De onderstaande waarden zijn gebaseerd op je zoekopdracht en de ingestelde filters

Het woord 'gezellig' heeft zijn oorsprong in het Oudnederlands en omvat een gevoel van gezelligheid, saamhorigheid en warme sfeer. Het wordt vaak gebruikt om een leuke tijd met vrienden of familie aan te duiden. Dit begrip is zo verweven met de Nederlandse cultuur dat het lastig is om het in een andere taal precies te vertalen. Het gaat meer om het gevoel van samen zijn en genieten van elkaars gezelschap, wat je vaak terugziet in huiskamers, cafés en tijdens feestjes.
Een stroopwafel is een typisch Nederlands gebak dat bestaat uit twee dunne wafels met een zoete, kleverige stroopvulling ertussen. De populariteit van stroopwafels komt niet alleen door de heerlijke smaak, maar ook door het feit dat je ze kunt genieten bij een kopje koffie of thee. Je plaatst de stroopwafel vaak bovenop je warme drank, zodat de bovenste wafel een beetje kan smelten, wat een extra traktatie oplevert.
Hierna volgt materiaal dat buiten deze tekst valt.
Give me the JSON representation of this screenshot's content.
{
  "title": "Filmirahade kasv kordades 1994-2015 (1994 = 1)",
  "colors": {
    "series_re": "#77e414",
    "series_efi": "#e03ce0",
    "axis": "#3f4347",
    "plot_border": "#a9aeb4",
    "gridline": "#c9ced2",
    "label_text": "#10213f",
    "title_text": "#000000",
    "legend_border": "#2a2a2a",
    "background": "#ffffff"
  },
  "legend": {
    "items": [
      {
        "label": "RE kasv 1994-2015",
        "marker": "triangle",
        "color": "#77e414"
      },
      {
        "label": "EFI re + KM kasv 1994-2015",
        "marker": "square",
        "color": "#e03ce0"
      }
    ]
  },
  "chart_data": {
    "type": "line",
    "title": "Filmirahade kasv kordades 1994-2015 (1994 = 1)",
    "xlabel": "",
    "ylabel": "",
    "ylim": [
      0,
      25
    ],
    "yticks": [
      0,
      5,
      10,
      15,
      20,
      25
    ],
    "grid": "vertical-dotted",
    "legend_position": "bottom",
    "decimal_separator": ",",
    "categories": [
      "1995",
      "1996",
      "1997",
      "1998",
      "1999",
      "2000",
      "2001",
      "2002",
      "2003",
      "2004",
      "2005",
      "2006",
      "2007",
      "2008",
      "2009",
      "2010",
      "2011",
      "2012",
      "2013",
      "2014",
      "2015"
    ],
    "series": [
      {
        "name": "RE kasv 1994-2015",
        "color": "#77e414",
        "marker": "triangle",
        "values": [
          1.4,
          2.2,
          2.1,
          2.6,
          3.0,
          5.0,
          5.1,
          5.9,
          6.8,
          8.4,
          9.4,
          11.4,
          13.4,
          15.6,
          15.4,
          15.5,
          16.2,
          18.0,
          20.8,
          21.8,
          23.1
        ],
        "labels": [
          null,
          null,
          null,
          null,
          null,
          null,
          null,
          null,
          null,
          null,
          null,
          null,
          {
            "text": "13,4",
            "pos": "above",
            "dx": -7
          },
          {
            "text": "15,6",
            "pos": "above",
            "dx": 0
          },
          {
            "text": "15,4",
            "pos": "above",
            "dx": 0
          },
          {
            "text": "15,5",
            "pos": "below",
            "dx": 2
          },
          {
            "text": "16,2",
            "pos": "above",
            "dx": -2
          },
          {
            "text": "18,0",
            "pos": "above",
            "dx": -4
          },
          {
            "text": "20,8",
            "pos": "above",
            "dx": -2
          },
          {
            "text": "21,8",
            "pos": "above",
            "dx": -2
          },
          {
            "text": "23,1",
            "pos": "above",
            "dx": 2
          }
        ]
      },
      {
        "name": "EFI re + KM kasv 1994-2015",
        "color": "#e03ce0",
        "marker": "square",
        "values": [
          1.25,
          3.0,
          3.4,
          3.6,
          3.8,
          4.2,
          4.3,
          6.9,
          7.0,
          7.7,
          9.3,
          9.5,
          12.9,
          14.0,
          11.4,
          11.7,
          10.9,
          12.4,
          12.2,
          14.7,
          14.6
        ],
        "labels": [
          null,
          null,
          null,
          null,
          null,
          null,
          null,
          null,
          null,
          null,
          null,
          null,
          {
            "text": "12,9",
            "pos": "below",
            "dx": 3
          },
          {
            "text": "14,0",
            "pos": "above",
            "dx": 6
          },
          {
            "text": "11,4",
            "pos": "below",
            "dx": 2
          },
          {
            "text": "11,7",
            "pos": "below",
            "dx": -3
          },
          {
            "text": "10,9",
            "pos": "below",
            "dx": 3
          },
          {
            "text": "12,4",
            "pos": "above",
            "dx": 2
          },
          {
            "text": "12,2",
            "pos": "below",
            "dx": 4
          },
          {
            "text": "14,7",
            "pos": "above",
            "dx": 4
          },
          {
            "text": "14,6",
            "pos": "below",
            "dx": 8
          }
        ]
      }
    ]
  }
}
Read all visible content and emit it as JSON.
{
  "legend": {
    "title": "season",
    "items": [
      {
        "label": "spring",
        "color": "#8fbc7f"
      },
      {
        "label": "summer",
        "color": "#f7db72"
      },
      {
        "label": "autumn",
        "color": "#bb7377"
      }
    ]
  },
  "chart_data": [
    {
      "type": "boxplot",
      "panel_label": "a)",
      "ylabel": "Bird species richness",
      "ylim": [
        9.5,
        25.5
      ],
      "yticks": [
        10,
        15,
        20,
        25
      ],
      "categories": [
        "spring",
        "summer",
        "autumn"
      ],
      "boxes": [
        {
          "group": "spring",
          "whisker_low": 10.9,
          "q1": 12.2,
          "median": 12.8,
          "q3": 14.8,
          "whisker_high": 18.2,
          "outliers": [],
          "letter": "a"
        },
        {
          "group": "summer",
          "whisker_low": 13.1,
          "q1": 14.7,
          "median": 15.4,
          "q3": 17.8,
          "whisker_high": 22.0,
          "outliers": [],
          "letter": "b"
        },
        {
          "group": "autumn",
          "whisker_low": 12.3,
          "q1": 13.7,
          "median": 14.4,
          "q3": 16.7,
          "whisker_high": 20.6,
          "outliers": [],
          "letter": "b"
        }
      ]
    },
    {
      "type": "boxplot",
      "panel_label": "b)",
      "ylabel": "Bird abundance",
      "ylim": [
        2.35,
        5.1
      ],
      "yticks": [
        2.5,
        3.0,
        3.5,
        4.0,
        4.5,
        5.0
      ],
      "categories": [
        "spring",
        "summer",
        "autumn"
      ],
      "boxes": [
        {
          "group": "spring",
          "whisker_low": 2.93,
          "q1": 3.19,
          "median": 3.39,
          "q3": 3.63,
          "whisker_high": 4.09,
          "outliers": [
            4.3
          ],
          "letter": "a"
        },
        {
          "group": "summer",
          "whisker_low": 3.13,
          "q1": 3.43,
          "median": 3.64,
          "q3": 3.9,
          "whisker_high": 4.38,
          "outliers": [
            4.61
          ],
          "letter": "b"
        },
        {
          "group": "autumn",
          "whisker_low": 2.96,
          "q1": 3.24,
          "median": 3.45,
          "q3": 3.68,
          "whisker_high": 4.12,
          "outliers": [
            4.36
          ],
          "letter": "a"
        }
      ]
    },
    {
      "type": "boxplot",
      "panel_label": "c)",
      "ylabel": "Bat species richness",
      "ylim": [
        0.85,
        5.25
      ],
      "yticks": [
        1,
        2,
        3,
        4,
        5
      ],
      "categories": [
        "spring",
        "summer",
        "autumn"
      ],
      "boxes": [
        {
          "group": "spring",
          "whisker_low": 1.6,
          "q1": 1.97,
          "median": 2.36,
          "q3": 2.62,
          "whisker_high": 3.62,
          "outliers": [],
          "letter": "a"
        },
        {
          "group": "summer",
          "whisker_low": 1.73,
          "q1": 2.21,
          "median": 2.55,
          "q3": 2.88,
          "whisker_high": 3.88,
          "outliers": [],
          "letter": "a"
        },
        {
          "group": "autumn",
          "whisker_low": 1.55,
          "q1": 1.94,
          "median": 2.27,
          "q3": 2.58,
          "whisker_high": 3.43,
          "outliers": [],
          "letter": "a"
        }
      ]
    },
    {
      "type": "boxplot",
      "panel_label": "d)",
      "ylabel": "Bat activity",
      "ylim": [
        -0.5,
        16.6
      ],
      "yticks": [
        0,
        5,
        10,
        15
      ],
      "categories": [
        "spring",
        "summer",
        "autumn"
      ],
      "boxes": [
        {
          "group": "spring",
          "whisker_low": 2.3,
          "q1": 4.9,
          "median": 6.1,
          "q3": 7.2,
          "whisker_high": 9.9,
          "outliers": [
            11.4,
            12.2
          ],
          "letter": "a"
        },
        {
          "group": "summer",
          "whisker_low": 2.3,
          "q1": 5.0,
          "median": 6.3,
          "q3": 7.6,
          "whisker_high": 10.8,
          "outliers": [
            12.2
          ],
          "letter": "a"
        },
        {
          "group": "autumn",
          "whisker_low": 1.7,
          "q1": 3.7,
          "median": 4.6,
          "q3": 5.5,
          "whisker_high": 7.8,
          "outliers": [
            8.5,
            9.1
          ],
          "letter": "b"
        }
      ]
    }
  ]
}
In Nederland zijn ze vaak te vinden op markten en bij lokale bakkers.
'Gezondheid' betekent letterlijk 'de staat van gezond zijn' in het Nederlands, maar het heeft ook een meer sociale betekenis. Bij het proosten met een drankje zeggen mensen vaak 'gezondheid' als een wens voor welzijn. Dit woord laat zien hoe belangrijk gezondheid en welzijn zijn in de Nederlandse gesprekscultuur, waarbij aandacht voor elkaar en het welzijn van vrienden en familie centraal staat.
Het woord 'doe-het-zelf' verwijst naar het zelf uitvoeren van werkzaamheden of projecten, in plaats van het inhuren van professionals. Het kan bijvoorbeeld gebruikt worden in een zin zoals: 'Ik ben afgelopen weekend in mijn huis aan de slag gegaan met een doe-het-zelfproject en heb mijn eigen meubels gemaakt.' Dit laat zien dat de Nederlandse cultuur creativiteit en zelfredzaamheid waardeert, wat terugkomt in trends zoals het zelf maken van meubels, tuinieren en knutselen.
Het woord 'kip' komt van het Oudnederlands en verwijst naar het vrouwelijke van de vogel, die we voor ons voedsel gebruiken. In de Nederlandse taal wordt het woord 'kip' niet alleen gebruikt om het dier zelf aan te duiden, maar ook in verschillende uitdrukkingen en gerechten. Bijvoorbeeld, 'kip aan het spit' of 'kipfilet' zijn veelvoorkomende termen. Daarnaast wordt het woord soms ook gebruikt in informele taal om iemand als watjes of laf aan te duiden.